While only 800 union members were employed in the mines during the 2005 strike, there are now more than 2,000 working in Asarco’s operations. The majority of new hires are first-generation mine workers.

“A lot of the newer guys didn’t come from union backgrounds, so we have to explain to them that everything we have was fought for by those who came before us,” says Worrell, whose grandfather was a retired union railroad worker and whose wife’s family worked in union mines.

Members of the four unions at the Mission complex cooperate in new-hire orientations and meet jointly on all grievances.  While freshly-hired workers have the option of not joining a bargaining unit in the right-to-work state, all four unions, says Worrell, advise them they are best served by looking at each union as a “team,”  one of which they should join. 
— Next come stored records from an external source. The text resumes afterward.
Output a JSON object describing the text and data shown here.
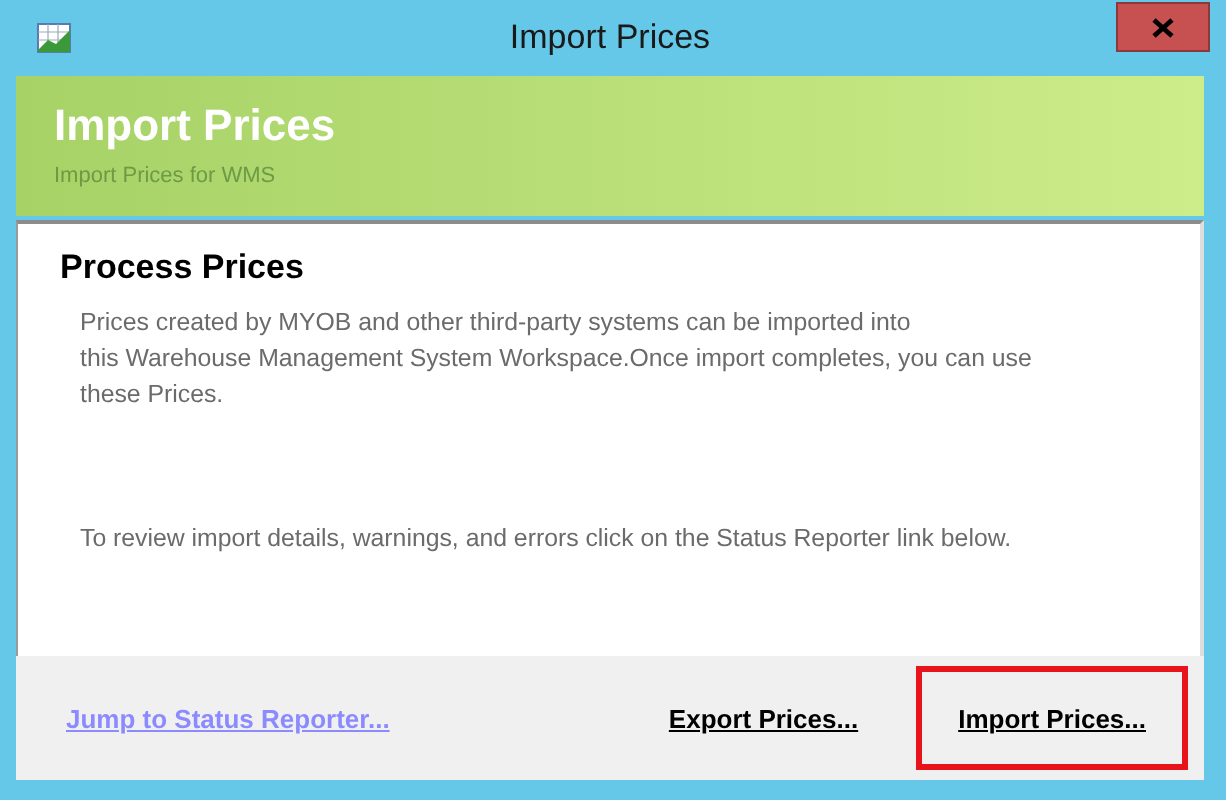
{
  "window": {
    "title": "Import Prices"
  },
  "banner": {
    "title": "Import Prices",
    "subtitle": "Import Prices for WMS"
  },
  "section": {
    "heading": "Process Prices",
    "intro_lines": [
      "Prices created by MYOB and other third-party systems can be imported into",
      "this Warehouse Management System Workspace.Once import completes, you can use",
      "these Prices."
    ],
    "note": "To review import details, warnings, and errors click on the Status Reporter link below."
  },
  "footer": {
    "link": "Jump to Status Reporter...",
    "actions": [
      {
        "label": "Export Prices...",
        "highlighted": false
      },
      {
        "label": "Import Prices...",
        "highlighted": true
      }
    ]
  }
}
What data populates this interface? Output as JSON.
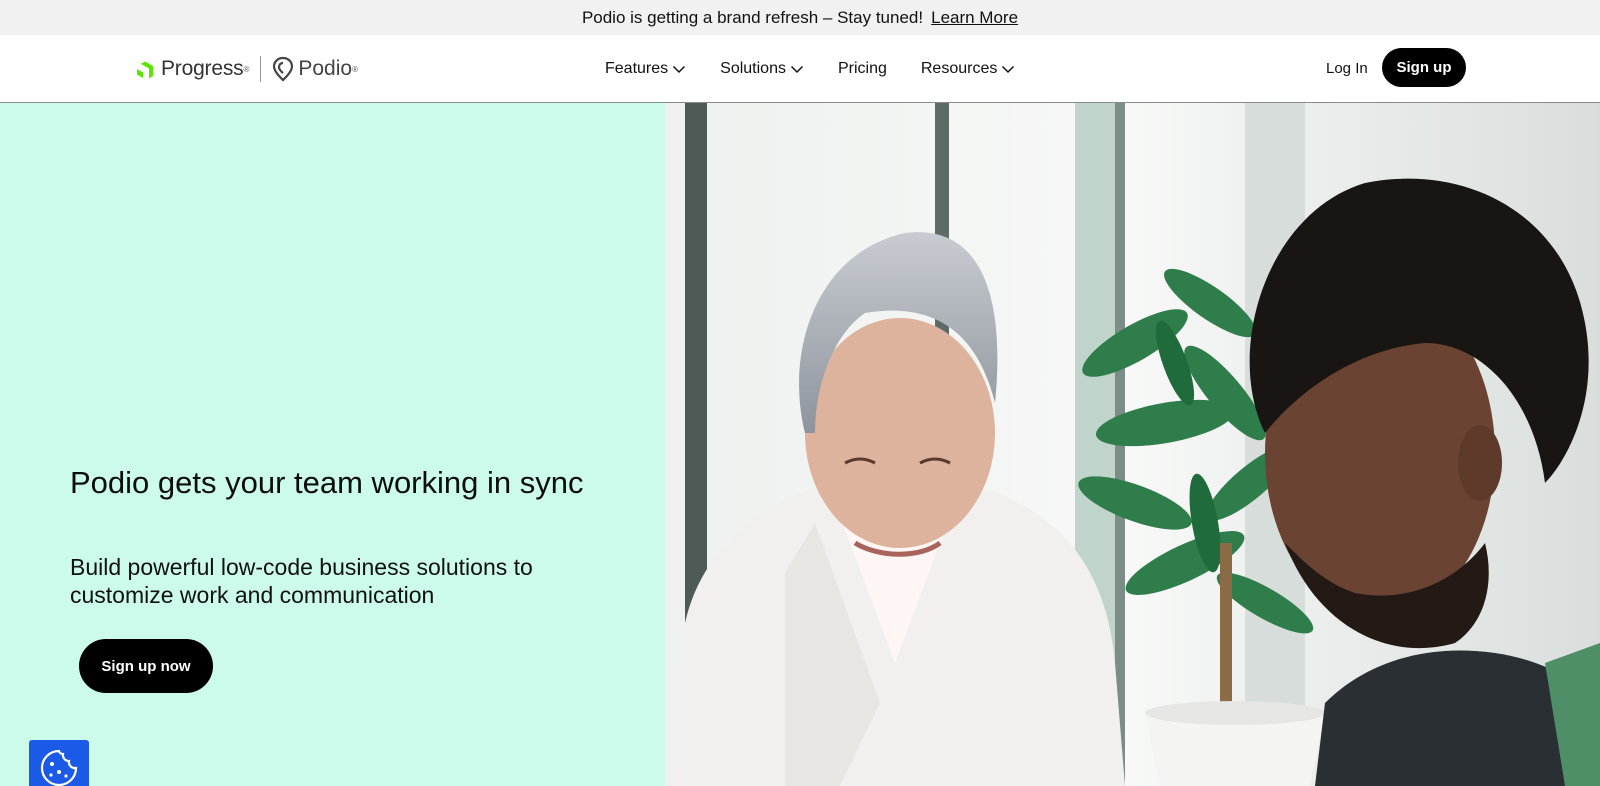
{
  "announcement": {
    "message": "Podio is getting a brand refresh – Stay tuned!",
    "link_label": "Learn More"
  },
  "header": {
    "logo_progress": "Progress",
    "logo_podio": "Podio",
    "nav": [
      {
        "label": "Features",
        "has_dropdown": true
      },
      {
        "label": "Solutions",
        "has_dropdown": true
      },
      {
        "label": "Pricing",
        "has_dropdown": false
      },
      {
        "label": "Resources",
        "has_dropdown": true
      }
    ],
    "login_label": "Log In",
    "signup_label": "Sign up"
  },
  "hero": {
    "title": "Podio gets your team working in sync",
    "subtitle": "Build powerful low-code business solutions to customize work and communication",
    "cta_label": "Sign up now",
    "image_alt": "Two colleagues looking down at work in a bright office with a plant"
  },
  "cookie": {
    "icon": "cookie-icon"
  },
  "colors": {
    "hero_bg": "#ccfbeb",
    "brand_green": "#5ce500",
    "button_black": "#000000",
    "cookie_blue": "#1a5ae6"
  }
}
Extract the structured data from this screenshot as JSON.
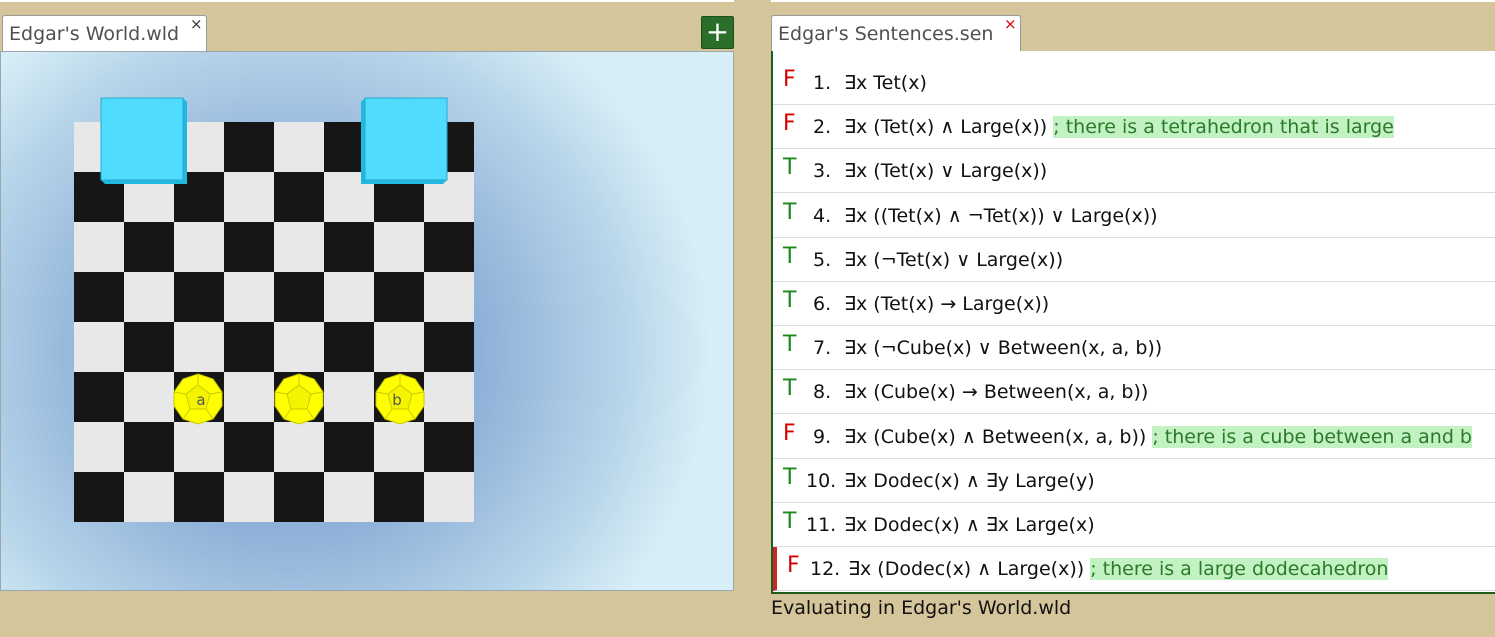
{
  "world_tab": {
    "label": "Edgar's World.wld",
    "close": "×"
  },
  "add_button": {
    "label": "+"
  },
  "sentences_tab": {
    "label": "Edgar's Sentences.sen",
    "close": "×"
  },
  "world": {
    "blocks": [
      {
        "shape": "cube",
        "size": "large",
        "color": "#4fdcff",
        "label": ""
      },
      {
        "shape": "cube",
        "size": "large",
        "color": "#4fdcff",
        "label": ""
      },
      {
        "shape": "dodec",
        "size": "small",
        "color": "#ffff00",
        "label": "a"
      },
      {
        "shape": "dodec",
        "size": "small",
        "color": "#ffff00",
        "label": ""
      },
      {
        "shape": "dodec",
        "size": "small",
        "color": "#ffff00",
        "label": "b"
      }
    ]
  },
  "sentences": [
    {
      "truth": "F",
      "num": "1.",
      "formula": "∃x Tet(x)",
      "comment": ""
    },
    {
      "truth": "F",
      "num": "2.",
      "formula": "∃x (Tet(x) ∧ Large(x))",
      "comment": "; there is a tetrahedron that is large"
    },
    {
      "truth": "T",
      "num": "3.",
      "formula": "∃x (Tet(x) ∨ Large(x))",
      "comment": ""
    },
    {
      "truth": "T",
      "num": "4.",
      "formula": "∃x ((Tet(x) ∧ ¬Tet(x)) ∨ Large(x))",
      "comment": ""
    },
    {
      "truth": "T",
      "num": "5.",
      "formula": "∃x (¬Tet(x) ∨ Large(x))",
      "comment": ""
    },
    {
      "truth": "T",
      "num": "6.",
      "formula": "∃x (Tet(x) → Large(x))",
      "comment": ""
    },
    {
      "truth": "T",
      "num": "7.",
      "formula": "∃x (¬Cube(x) ∨ Between(x, a, b))",
      "comment": ""
    },
    {
      "truth": "T",
      "num": "8.",
      "formula": "∃x (Cube(x) → Between(x, a, b))",
      "comment": ""
    },
    {
      "truth": "F",
      "num": "9.",
      "formula": "∃x (Cube(x) ∧ Between(x, a, b))",
      "comment": "; there is a cube between a and b"
    },
    {
      "truth": "T",
      "num": "10.",
      "formula": "∃x Dodec(x) ∧ ∃y Large(y)",
      "comment": ""
    },
    {
      "truth": "T",
      "num": "11.",
      "formula": "∃x Dodec(x) ∧ ∃x Large(x)",
      "comment": ""
    },
    {
      "truth": "F",
      "num": "12.",
      "formula": "∃x (Dodec(x) ∧ Large(x))",
      "comment": "; there is a large dodecahedron"
    }
  ],
  "status": {
    "text": "Evaluating in Edgar's World.wld"
  },
  "colors": {
    "true": "#1a8a1a",
    "false": "#d40000",
    "comment_bg": "#c2f2c2",
    "accent": "#2a6e2a"
  }
}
“We are in a battle,” says Worrell. “But we have enough solidarity to win.”

The copper region of Arizona has a history of vicious labor-management conflict from a 1917 strike and another pivotal strike at Phelps Dodge in 1983. The company hired replacement workers and eventually decertified locals of the United Steelworkers of America, a move that has been cited as a turning point in U.S. labor relations.

In an effort to gain more influence for unions at Grupo Mexico, the USW has established links with Los Mineros, the union representing mine employees across the border. “We took this opportunity to bring like-minded workers together to discuss like-minded ideas as we face a common employer, Grupo Mexico,” says USW District 12 Director Robert LaVenture.

As Local 570 mobilizes more new members to win the immediate skirmish with Asarco, Verbout  says  the IBEW is fighting for a future for even more  Arizona workers in the copper industry.

A Canadian-based copper producer, Hudbay Minerals, is looking to open up a new mine near Tucson, fighting to get permits to begin operations.

Local 570 is supporting Hudbay’s efforts, making the case for good jobs to local politicians and environmentalists and reminding them the company plans to employ state-of-the-art technology to reduce any potential damage to the surrounding ecosystem.